- IATA: none; ICAO: VE41;

Summary
- Airport type: Public
- Owner: State Government
- Operator: Airport Authority of India
- Serves: Giridih
- Location: Giridih, Jharkhand

Runways
| Direction | Length |  | Surface |
| ft | m |
| 11/29 | 2.953 | 900 | Asphalt |

= Giridih Airport =

Airport in Giridih, Jharkhand, India

Giridih Airport, also known as Boro Aerodrome, is a public airport that is located in Giridih, Jharkhand, India. The airport currently does not have any scheduled commercial services and is used only by private companies and government aircraft.

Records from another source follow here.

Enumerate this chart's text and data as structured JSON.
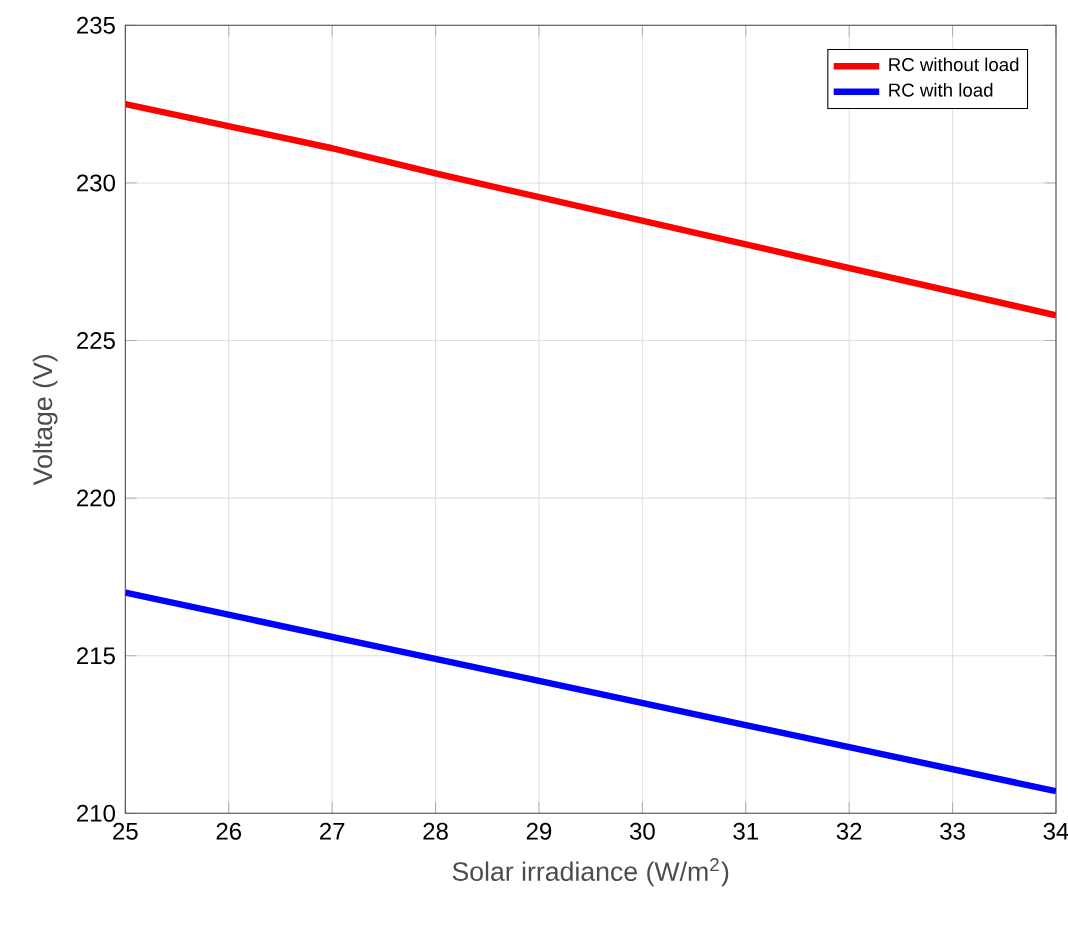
{
  "chart_data": {
    "type": "line",
    "xlabel": "Solar irradiance (W/m$^{2}$)",
    "ylabel": "Voltage (V)",
    "x": [
      25,
      27,
      28,
      30,
      32,
      34
    ],
    "series": [
      {
        "name": "RC without load",
        "color": "#ff0000",
        "values": [
          232.5,
          231.1,
          230.3,
          228.8,
          227.3,
          225.8
        ]
      },
      {
        "name": "RC with load",
        "color": "#0000ff",
        "x": [
          25,
          27,
          29,
          31,
          34
        ],
        "values": [
          217,
          215.6,
          214.2,
          212.8,
          210.7
        ]
      }
    ],
    "xlim": [
      25,
      34
    ],
    "ylim": [
      210,
      235
    ],
    "xticks": [
      25,
      26,
      27,
      28,
      29,
      30,
      31,
      32,
      33,
      34
    ],
    "yticks": [
      210,
      215,
      220,
      225,
      230,
      235
    ],
    "grid": true,
    "legend": "top right",
    "marker": "none",
    "line_style": "solid"
  }
}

The ownership of Airport belongs to the State Government of Jharkhand. The State Government has planned to develop the airport for operation of small aircraft under Regional Connectivity Scheme (RCS) and has requested Airports Authority of India (AAI) to assess the feasibility for proposed development and operationalization of the airport. Accordingly, a multidisciplinary team has visited the site and a prefeasibility report for the same has been submitted to Govt. of Jharkhand on 16.05.2018. No bid has been received from any airline operator for connecting Giridih airport during the first two rounds of RCS bidding.

The airport's expansion is underway by acquiring 25.04 acres of private land a cost of 60 crores for the commencement of scheduled passenger services.